Home listening: Reynaldo Hahn, plus Shostakovich up-close and in the opera house

James Baillieu and friends luxuriate in French romanticism, the Belcea Quartet turn to Shostakovich, and Lady Macbeth of Mtsensk on iPlayer
  
  

James Baillieu
Pianist James Baillieu. Photograph: Kaupo Kikkas

• Reynaldo Hahn (1874-1947), who moved in the same circles as Marcel Proust, has a reputation of being a louche Frenchman specialising in salon songs. Instead he was born in Caracas, to a German-Jewish father and local Venezuelan mother. The family emigrated to Paris when he was three, remarkable logistically considering he had 11 older siblings. Reynaldo Hahn: Chamber Music & Song (Champs Hill) features the instrumental music, notably the Piano Quintet in F sharp minor (1921) and the late Piano Quartet No 3 in G (1946). With their tonal, romantic mood and luscious melodies, these works might have been written a century earlier.
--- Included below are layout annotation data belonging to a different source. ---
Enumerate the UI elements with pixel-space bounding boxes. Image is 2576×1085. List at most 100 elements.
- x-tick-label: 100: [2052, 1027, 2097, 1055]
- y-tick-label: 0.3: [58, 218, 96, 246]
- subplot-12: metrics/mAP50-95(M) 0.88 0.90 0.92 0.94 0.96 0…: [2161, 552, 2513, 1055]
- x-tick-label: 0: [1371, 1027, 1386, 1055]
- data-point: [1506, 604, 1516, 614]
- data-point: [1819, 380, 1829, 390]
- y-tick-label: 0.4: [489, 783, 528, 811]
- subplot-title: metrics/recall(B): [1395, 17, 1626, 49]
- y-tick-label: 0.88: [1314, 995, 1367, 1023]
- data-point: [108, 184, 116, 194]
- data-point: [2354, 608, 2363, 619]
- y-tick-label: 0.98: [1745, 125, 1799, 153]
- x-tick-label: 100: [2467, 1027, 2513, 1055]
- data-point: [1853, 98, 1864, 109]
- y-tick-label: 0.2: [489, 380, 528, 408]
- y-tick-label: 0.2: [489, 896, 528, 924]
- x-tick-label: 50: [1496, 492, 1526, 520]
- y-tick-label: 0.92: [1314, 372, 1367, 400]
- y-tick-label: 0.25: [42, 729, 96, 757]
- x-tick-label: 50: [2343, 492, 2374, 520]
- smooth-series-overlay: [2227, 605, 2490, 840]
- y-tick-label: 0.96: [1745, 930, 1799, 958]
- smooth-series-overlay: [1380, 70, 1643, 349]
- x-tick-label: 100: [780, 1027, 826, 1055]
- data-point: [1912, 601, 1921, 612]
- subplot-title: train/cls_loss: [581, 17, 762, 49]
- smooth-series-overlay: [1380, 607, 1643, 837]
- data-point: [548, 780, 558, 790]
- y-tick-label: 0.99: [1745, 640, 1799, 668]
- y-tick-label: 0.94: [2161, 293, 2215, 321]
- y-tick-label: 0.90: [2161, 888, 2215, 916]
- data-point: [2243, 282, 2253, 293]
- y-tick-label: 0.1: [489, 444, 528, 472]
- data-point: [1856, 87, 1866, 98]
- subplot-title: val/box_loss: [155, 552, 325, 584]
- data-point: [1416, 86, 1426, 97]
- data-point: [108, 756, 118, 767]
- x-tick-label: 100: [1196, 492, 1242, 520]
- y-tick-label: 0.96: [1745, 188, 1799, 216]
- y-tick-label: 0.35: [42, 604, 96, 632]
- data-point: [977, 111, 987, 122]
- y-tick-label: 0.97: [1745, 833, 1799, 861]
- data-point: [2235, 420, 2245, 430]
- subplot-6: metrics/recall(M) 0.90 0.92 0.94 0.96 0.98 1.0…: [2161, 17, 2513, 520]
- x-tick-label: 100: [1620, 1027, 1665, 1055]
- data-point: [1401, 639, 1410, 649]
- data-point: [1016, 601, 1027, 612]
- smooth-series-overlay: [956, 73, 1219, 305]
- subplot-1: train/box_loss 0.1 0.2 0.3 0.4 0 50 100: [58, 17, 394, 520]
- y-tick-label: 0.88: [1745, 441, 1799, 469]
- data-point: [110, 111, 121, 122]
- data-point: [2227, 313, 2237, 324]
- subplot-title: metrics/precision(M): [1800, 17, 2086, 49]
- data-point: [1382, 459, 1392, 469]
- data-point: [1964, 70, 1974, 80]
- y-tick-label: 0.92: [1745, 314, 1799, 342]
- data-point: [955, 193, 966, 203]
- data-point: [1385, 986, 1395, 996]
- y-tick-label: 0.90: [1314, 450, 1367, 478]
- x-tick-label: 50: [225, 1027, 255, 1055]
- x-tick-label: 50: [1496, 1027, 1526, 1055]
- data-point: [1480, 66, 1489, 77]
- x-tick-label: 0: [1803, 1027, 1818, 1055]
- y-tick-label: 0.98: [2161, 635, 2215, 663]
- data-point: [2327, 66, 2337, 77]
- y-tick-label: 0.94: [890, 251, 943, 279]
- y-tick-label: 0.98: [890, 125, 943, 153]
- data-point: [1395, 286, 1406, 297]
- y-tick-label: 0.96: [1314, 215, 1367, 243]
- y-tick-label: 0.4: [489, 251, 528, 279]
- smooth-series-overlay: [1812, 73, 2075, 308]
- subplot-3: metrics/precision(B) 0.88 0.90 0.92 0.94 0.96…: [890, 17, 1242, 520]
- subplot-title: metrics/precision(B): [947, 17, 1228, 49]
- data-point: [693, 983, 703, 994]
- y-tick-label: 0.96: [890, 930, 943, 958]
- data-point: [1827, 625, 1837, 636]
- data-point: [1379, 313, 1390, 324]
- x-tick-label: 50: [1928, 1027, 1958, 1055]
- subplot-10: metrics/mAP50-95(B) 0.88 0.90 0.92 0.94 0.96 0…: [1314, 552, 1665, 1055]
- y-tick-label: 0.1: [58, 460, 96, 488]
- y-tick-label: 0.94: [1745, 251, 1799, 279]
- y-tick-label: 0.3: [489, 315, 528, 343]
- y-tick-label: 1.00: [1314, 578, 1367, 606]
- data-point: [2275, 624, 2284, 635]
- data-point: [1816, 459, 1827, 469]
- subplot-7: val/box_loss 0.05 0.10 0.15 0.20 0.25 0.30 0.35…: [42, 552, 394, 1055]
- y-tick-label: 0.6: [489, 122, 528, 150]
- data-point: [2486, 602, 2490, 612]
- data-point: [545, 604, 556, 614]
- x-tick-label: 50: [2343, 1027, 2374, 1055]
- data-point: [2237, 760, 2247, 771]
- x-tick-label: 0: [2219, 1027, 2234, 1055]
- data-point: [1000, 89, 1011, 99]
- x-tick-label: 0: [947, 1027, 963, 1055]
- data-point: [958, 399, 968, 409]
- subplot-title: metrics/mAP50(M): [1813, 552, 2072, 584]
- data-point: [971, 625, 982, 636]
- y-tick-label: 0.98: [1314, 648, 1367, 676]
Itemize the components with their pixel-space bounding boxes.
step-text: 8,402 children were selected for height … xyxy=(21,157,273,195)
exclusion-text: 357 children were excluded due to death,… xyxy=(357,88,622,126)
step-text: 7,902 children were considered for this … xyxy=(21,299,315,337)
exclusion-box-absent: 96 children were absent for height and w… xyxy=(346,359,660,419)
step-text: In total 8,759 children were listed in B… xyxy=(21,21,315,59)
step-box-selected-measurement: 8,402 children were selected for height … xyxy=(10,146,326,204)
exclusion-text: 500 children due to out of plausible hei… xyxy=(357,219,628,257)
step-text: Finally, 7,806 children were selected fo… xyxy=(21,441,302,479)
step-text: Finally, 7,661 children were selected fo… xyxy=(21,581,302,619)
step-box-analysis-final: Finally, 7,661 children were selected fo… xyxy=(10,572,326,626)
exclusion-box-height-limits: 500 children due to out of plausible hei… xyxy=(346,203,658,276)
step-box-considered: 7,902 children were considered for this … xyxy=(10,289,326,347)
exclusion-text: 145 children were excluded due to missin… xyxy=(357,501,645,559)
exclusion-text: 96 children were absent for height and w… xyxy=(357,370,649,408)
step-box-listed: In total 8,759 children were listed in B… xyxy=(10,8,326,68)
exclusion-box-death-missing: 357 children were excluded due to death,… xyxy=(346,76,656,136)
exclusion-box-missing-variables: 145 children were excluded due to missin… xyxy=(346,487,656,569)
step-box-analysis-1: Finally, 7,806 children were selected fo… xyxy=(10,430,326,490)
Beautifully played here by the pianist James Baillieu, with Benjamin Baker and Bartosz Woroch (violins), Tim Lowe (cello) and Adam Newman (viola), they’re a pleasurable discovery.

• In their first Shostakovich disc, the Belcea Quartet, with pianist Piotr Anderszewski, have chosen the String Quartet No 3 and Piano Quintet (Alpha Classics). The five-movement Quartet No 3 (1946) in F major starts with an Allegretto of sardonic, neoclassical cheer, but shadows fall and the mood darkens to one of raw unease, well captured in this agile account. The Quintet (1940) dates from soon after Shostakovich’s catastrophic falling-out with the Stalinist regime over his opera Lady Macbeth of Mtsensk. That work’s edgy mood surfaces in the noisy, jazzy outburst in the quintet’s third movement. In a fine performance, Anderszewski and the Belceas give full expression to the work’s melancholy and lyricism.

Watch a trailer for the Belcea Quartet’s Shostakovich disc

• Catch up with Opera on 3: Lady Macbeth of Mtsensk on Radio 3 iPlayer in the brilliant production of Shostakovich’s operatic masterpiece from the Royal Opera House. Eva-Maria Westbroek, soprano, sings Katerina, the bored housewife of the title, with bass John Tomlinson as her repellant father-in-law, Brandon Jovanovich as Sergey and John Daszak as Ismailov, with the chorus of the Royal Opera and a big ensemble cast conducted by Antonio Pappano.